Doctoral Research Served Up in Three Minutes
Liam O'Leary and Lily Yee-Sloan
On the topic menu: Do Dietary Recommendations Based on Genetics Change Eating Behaviour?
How do you serve up a winning Three Minute Thesis? Ask Daiva Nielsen (pictured, right)—$1,000 prize winner of the Three Minute Thesis (3MT®) University of Toronto competition.
"I spent a lot of time focusing my overall goal," she explained. "I looked at the bigger picture and thought about the most important point to get across."
A PhD candidate in nutritional sciences, Nielsen is undertaking research to personalize nutrition to the level of genes. "It is a new field, and I wanted to get the ideas across clearly."
To prepare for the 3MT®, she practiced her talk in front of her lab group and supervisor, and then kept improving it. Ultimately, she chose her study design as the focus of her presentation.
"My study design is the gold standard. I am looking at the most direct relationship."
The 3MT® challenge is to present complex research information in an engaging, accessible, and compelling way. On March 26, the School of Graduate Studies, in partnership with Student Life, hosted the 3MT®, a University-wide competition for doctoral students. Fifteen finalists from three divisional heats competed for two prizes.
As the U of T winner, Nielsen will be heading to McMaster University to participate in the 3MT® provincial competition on April 24. Nielsen will be defending U of T's championship title won last year.
How does she plan to prepare? "I will be revising my presentation slightly by incorporating some of the feedback from the judges. The new material will add enthusiasm and simplicity. It will be like a mini-Ted Talk." Nielsen likes their accessible format. "In science, it is important that other people understand our research. We need to disseminate our findings."
Joseph Bondy-Denomy agrees about the importance of accessibility.

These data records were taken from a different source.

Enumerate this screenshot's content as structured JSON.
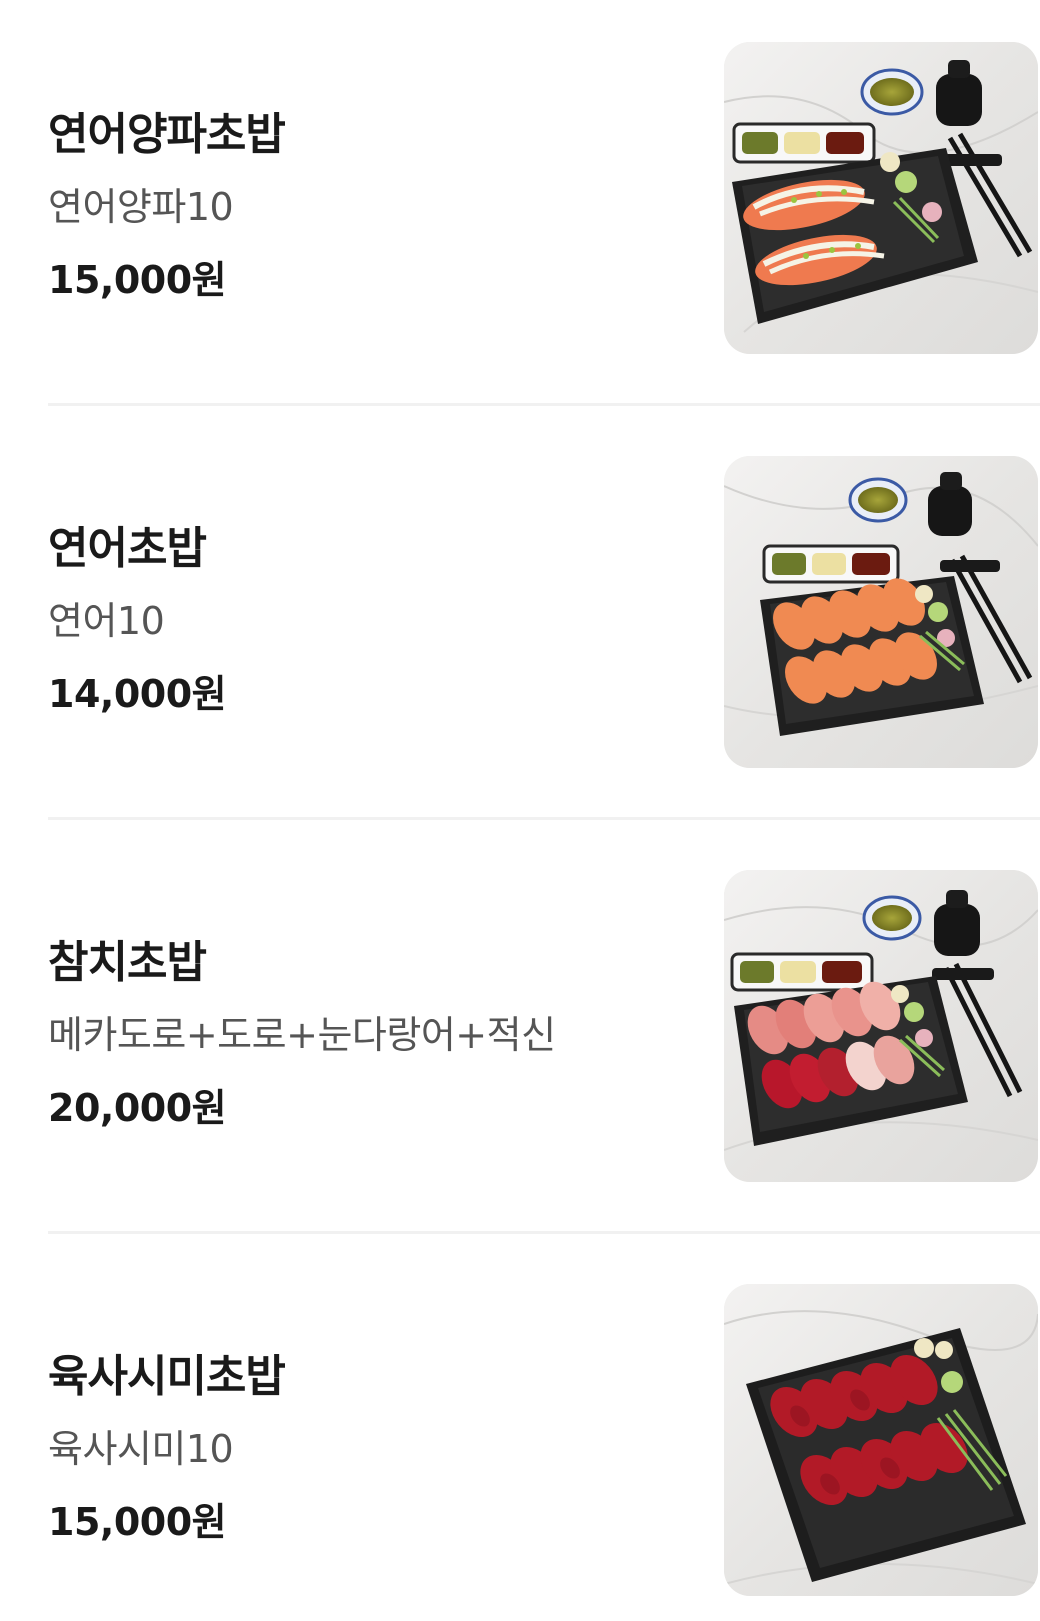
{
  "menu": {
    "items": [
      {
        "name": "연어양파초밥",
        "description": "연어양파10",
        "price": "15,000원",
        "photo": "salmon-onion-sushi-platter-photo"
      },
      {
        "name": "연어초밥",
        "description": "연어10",
        "price": "14,000원",
        "photo": "salmon-sushi-platter-photo"
      },
      {
        "name": "참치초밥",
        "description": "메카도로+도로+눈다랑어+적신",
        "price": "20,000원",
        "photo": "tuna-sushi-platter-photo"
      },
      {
        "name": "육사시미초밥",
        "description": "육사시미10",
        "price": "15,000원",
        "photo": "beef-sashimi-sushi-platter-photo"
      }
    ]
  },
  "colors": {
    "title": "#1a1a1a",
    "description": "#555555",
    "divider": "#f1f1f1",
    "background": "#ffffff"
  }
}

A PhD candidate in molecular genetics, his talk was about Harnessing Viruses as the Next Generation Antibiotic.
"I asked myself what someone who is outside the field of science would think." This gave him clarity for his second-place presentation. He says it is important to practice with someone who provides honest, critical feedback. "It makes all the difference."
Brian Corman, dean of graduate studies and vice-provost of graduate education, explains, "Students taking part in the 3MT® gain valuable experience in distilling their research discoveries and their impact into a three-minute talk aimed at a non-specialist audience.
"This provides them with the opportunity to develop the communications skills they need to explain their important work to the public that has supported them. The 3MT® competition allows the University of Toronto the opportunity to showcase the significant research being done by our graduate students."